Explicit energy expansion for general odd degree polynomial potentials

TL;DR

This paper presents an explicit analytic formula for the asymptotic eigenenergy expansion of odd degree polynomial potentials, enabling efficient semiclassical calculations for non-Hermitian systems with complex parameters.

Contribution

It derives a nearly explicit formula for eigenenergy expansions of odd degree polynomial potentials, including complex cases, using contour integrations in the complex plane.

Findings

Accurate eigenenergy approximations for real and complex spectra.

Efficient semiclassical expressions up to any order.
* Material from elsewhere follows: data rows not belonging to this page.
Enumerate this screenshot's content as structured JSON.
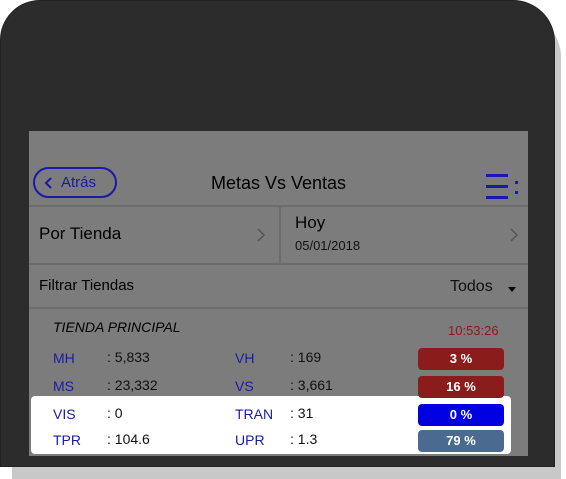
{
  "navbar": {
    "back_label": "Atrás",
    "title": "Metas Vs Ventas"
  },
  "selectors": {
    "store_label": "Por Tienda",
    "date_title": "Hoy",
    "date_value": "05/01/2018"
  },
  "filter": {
    "label": "Filtrar Tiendas",
    "value": "Todos"
  },
  "store": {
    "name": "TIENDA PRINCIPAL",
    "time": "10:53:26",
    "rows": [
      {
        "l1": "MH",
        "v1": ": 5,833",
        "l2": "VH",
        "v2": ": 169",
        "badge": "3 %",
        "badge_color": "#8b1c1c"
      },
      {
        "l1": "MS",
        "v1": ": 23,332",
        "l2": "VS",
        "v2": ": 3,661",
        "badge": "16 %",
        "badge_color": "#8b1c1c"
      },
      {
        "l1": "VIS",
        "v1": ": 0",
        "l2": "TRAN",
        "v2": ": 31",
        "badge": "0 %",
        "badge_color": "#0000e0"
      },
      {
        "l1": "TPR",
        "v1": ": 104.6",
        "l2": "UPR",
        "v2": ": 1.3",
        "badge": "79 %",
        "badge_color": "#4a6b8f"
      }
    ]
  },
  "colors": {
    "accent": "#1a1aa8",
    "overlay": "#7c7c7c",
    "time": "#8a1a1a"
  },
  "icons": {
    "back": "chevron-left-icon",
    "menu": "menu-list-icon",
    "chevron": "chevron-right-icon",
    "dropdown": "caret-down-icon"
  }
}
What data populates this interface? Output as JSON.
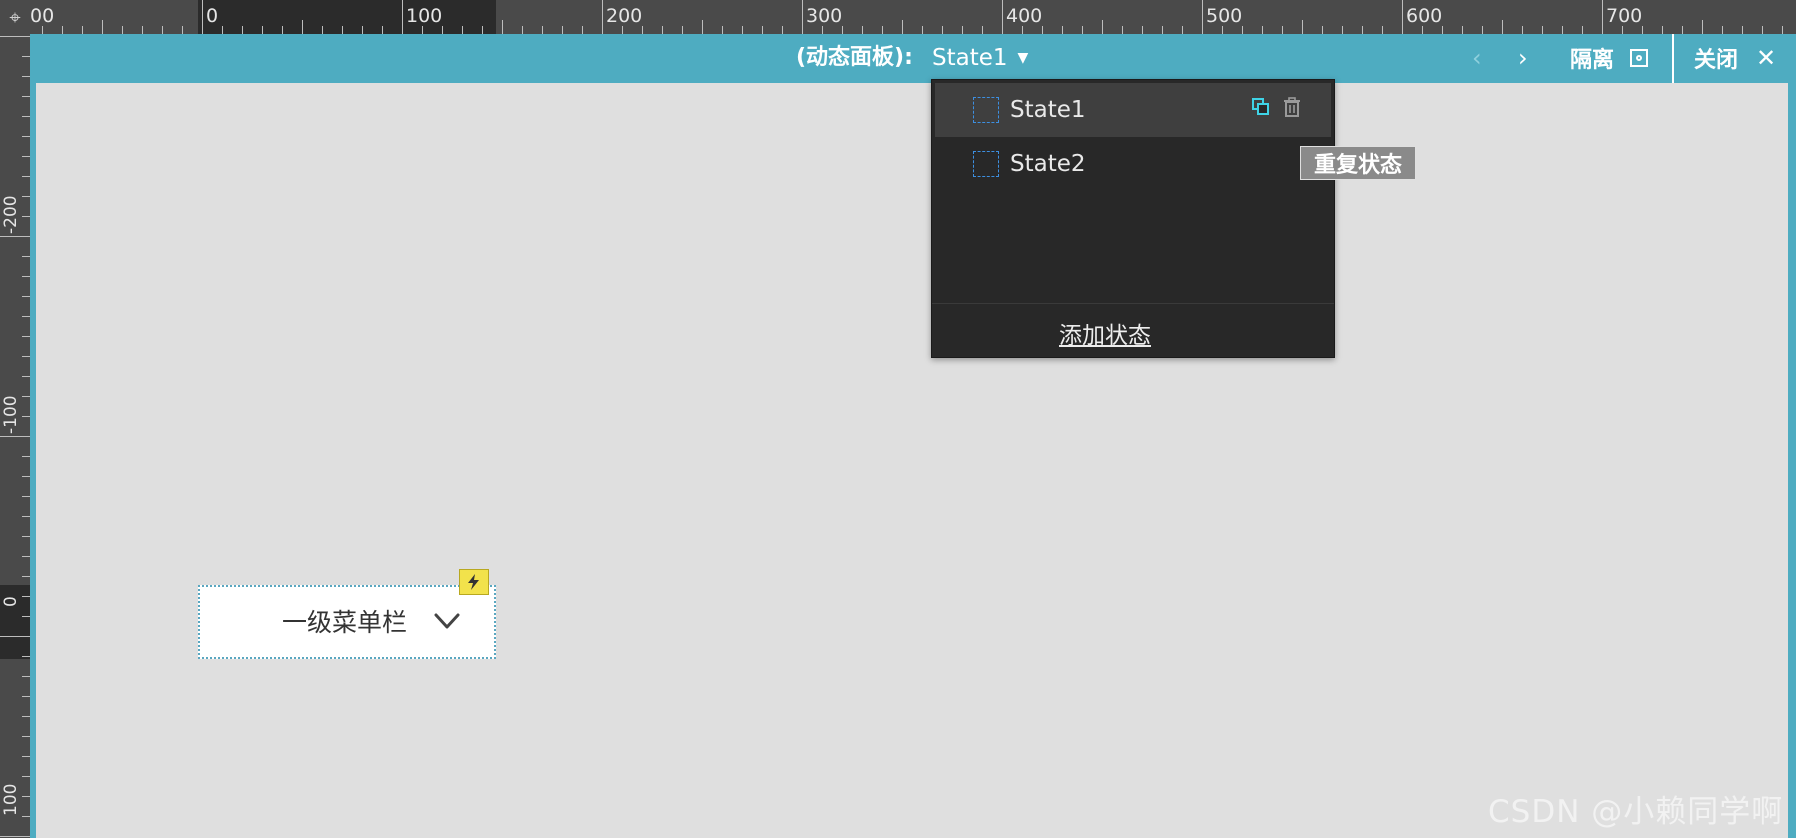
{
  "ruler": {
    "top_labels": [
      "00",
      "0",
      "100",
      "200",
      "300",
      "400",
      "500",
      "600",
      "700"
    ],
    "left_labels": [
      "-200",
      "-100",
      "0",
      "100"
    ]
  },
  "panel_bar": {
    "label": "(动态面板):",
    "current_state": "State1",
    "prev_icon": "chevron-left-icon",
    "next_icon": "chevron-right-icon",
    "isolate_label": "隔离",
    "isolate_icon": "isolate-icon",
    "close_label": "关闭",
    "close_icon": "close-icon"
  },
  "state_dropdown": {
    "states": [
      {
        "name": "State1",
        "active": true
      },
      {
        "name": "State2",
        "active": false
      }
    ],
    "duplicate_icon": "duplicate-icon",
    "delete_icon": "trash-icon",
    "add_state_label": "添加状态"
  },
  "tooltip": {
    "text": "重复状态"
  },
  "widget": {
    "label": "一级菜单栏",
    "chevron_icon": "chevron-down-icon",
    "badge_icon": "lightning-icon"
  },
  "watermark": "CSDN @小赖同学啊",
  "colors": {
    "accent": "#4eacc1",
    "dropdown_bg": "#282828",
    "badge": "#f2e24b",
    "duplicate_icon": "#3fd3e6"
  }
}
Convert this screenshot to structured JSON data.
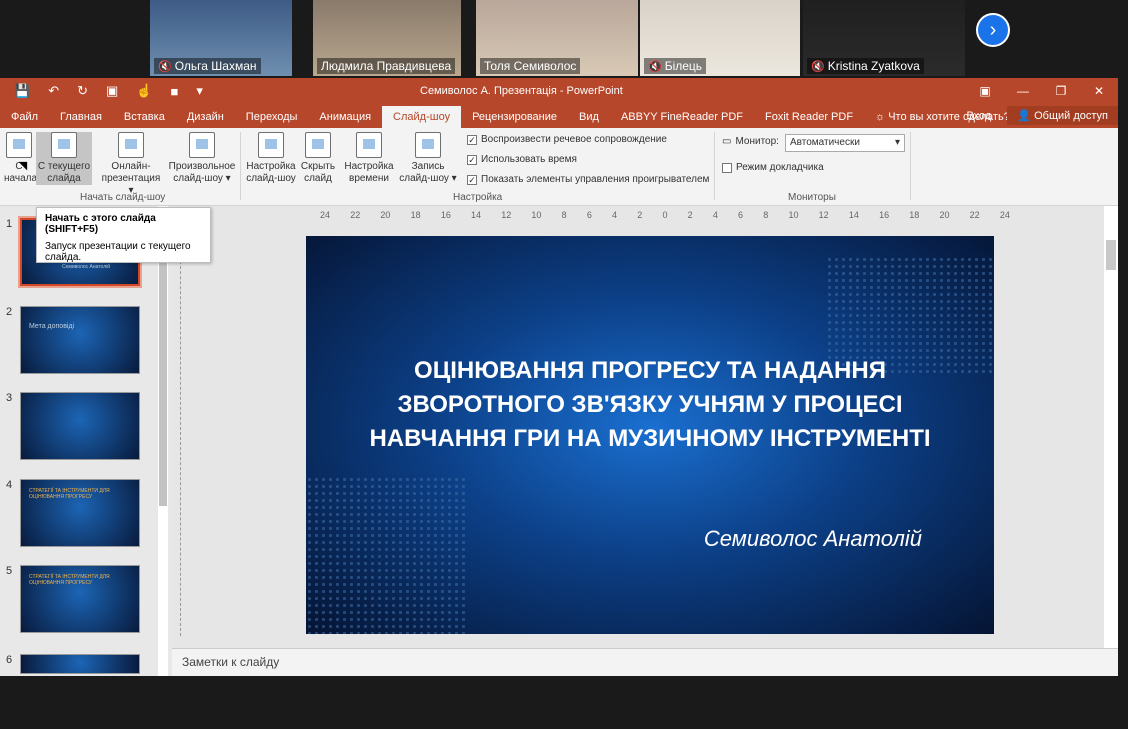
{
  "participants": [
    {
      "name": "Ольга Шахман",
      "muted": true,
      "active": false
    },
    {
      "name": "Людмила Правдивцева",
      "muted": false,
      "active": false
    },
    {
      "name": "Толя Семиволос",
      "muted": false,
      "active": true
    },
    {
      "name": "Білець",
      "muted": true,
      "active": false
    },
    {
      "name": "Kristina Zyatkova",
      "muted": true,
      "active": false
    }
  ],
  "window": {
    "title": "Семиволос А. Презентація - PowerPoint",
    "tabs": [
      "Файл",
      "Главная",
      "Вставка",
      "Дизайн",
      "Переходы",
      "Анимация",
      "Слайд-шоу",
      "Рецензирование",
      "Вид",
      "ABBYY FineReader PDF",
      "Foxit Reader PDF"
    ],
    "active_tab": "Слайд-шоу",
    "tell_me": "Что вы хотите сделать?",
    "sign_in": "Вход",
    "share": "Общий доступ"
  },
  "ribbon": {
    "from_start": "С начала",
    "from_current": "С текущего слайда",
    "online": "Онлайн-презентация ▾",
    "custom": "Произвольное слайд-шоу ▾",
    "group_start": "Начать слайд-шоу",
    "setup": "Настройка слайд-шоу",
    "hide": "Скрыть слайд",
    "rehearse": "Настройка времени",
    "record": "Запись слайд-шоу ▾",
    "chk1": "Воспроизвести речевое сопровождение",
    "chk2": "Использовать время",
    "chk3": "Показать элементы управления проигрывателем",
    "group_setup": "Настройка",
    "monitor_label": "Монитор:",
    "monitor_value": "Автоматически",
    "presenter_view": "Режим докладчика",
    "group_monitors": "Мониторы"
  },
  "tooltip": {
    "title": "Начать с этого слайда (SHIFT+F5)",
    "body": "Запуск презентации с текущего слайда."
  },
  "slides": [
    {
      "num": "1",
      "text": "Семиволос Анатолій"
    },
    {
      "num": "2",
      "text": "Мета доповіді"
    },
    {
      "num": "3",
      "text": ""
    },
    {
      "num": "4",
      "text": "СТРАТЕГІЇ ТА ІНСТРУМЕНТИ ДЛЯ ОЦІНЮВАННЯ ПРОГРЕСУ"
    },
    {
      "num": "5",
      "text": "СТРАТЕГІЇ ТА ІНСТРУМЕНТИ ДЛЯ ОЦІНЮВАННЯ ПРОГРЕСУ"
    },
    {
      "num": "6",
      "text": ""
    }
  ],
  "ruler_ticks": [
    "24",
    "22",
    "20",
    "18",
    "16",
    "14",
    "12",
    "10",
    "8",
    "6",
    "4",
    "2",
    "0",
    "2",
    "4",
    "6",
    "8",
    "10",
    "12",
    "14",
    "16",
    "18",
    "20",
    "22",
    "24"
  ],
  "slide": {
    "title": "ОЦІНЮВАННЯ ПРОГРЕСУ ТА НАДАННЯ ЗВОРОТНОГО ЗВ'ЯЗКУ УЧНЯМ У ПРОЦЕСІ НАВЧАННЯ ГРИ НА МУЗИЧНОМУ ІНСТРУМЕНТІ",
    "author": "Семиволос Анатолій"
  },
  "notes_placeholder": "Заметки к слайду"
}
Applicable to non-Hermitian polynomial potentials.

Abstract

In this paper we derive an almost explicit analytic formula for asymptotic eigenenergy expansion of arbitrary odd degree polynomial potentials of the form $V(x)=(ix)^{2N+1}+\beta _{1}x^{2N}+\beta _{2}x^{2N-1}+\cdot \cdot \cdot \cdot \cdot +\beta _{2N}x$ where $\beta _{k}^{\prime }$s are real or complex for $1\leq k\leq 2N$. The formula can be used to find semiclassical analytic expressions for eigenenergies up to any order very efficiently. Each term of the expansion is given explicitly as a multinomial of the parameters $\beta _{1},\beta _{2}....$ and $\beta _{2N}$ of the potential. Unlike in the even degree polynomial case, the highest order term in the potential is pure imaginary and hence the system is non-Hermitian. Therefore all the integrations have been carried out along a contour enclosing two complex turning points which lies within a wedge in the complex plane. With the help of some examples we demonstrate the accuracy of the method for both real and complex eigenspectra.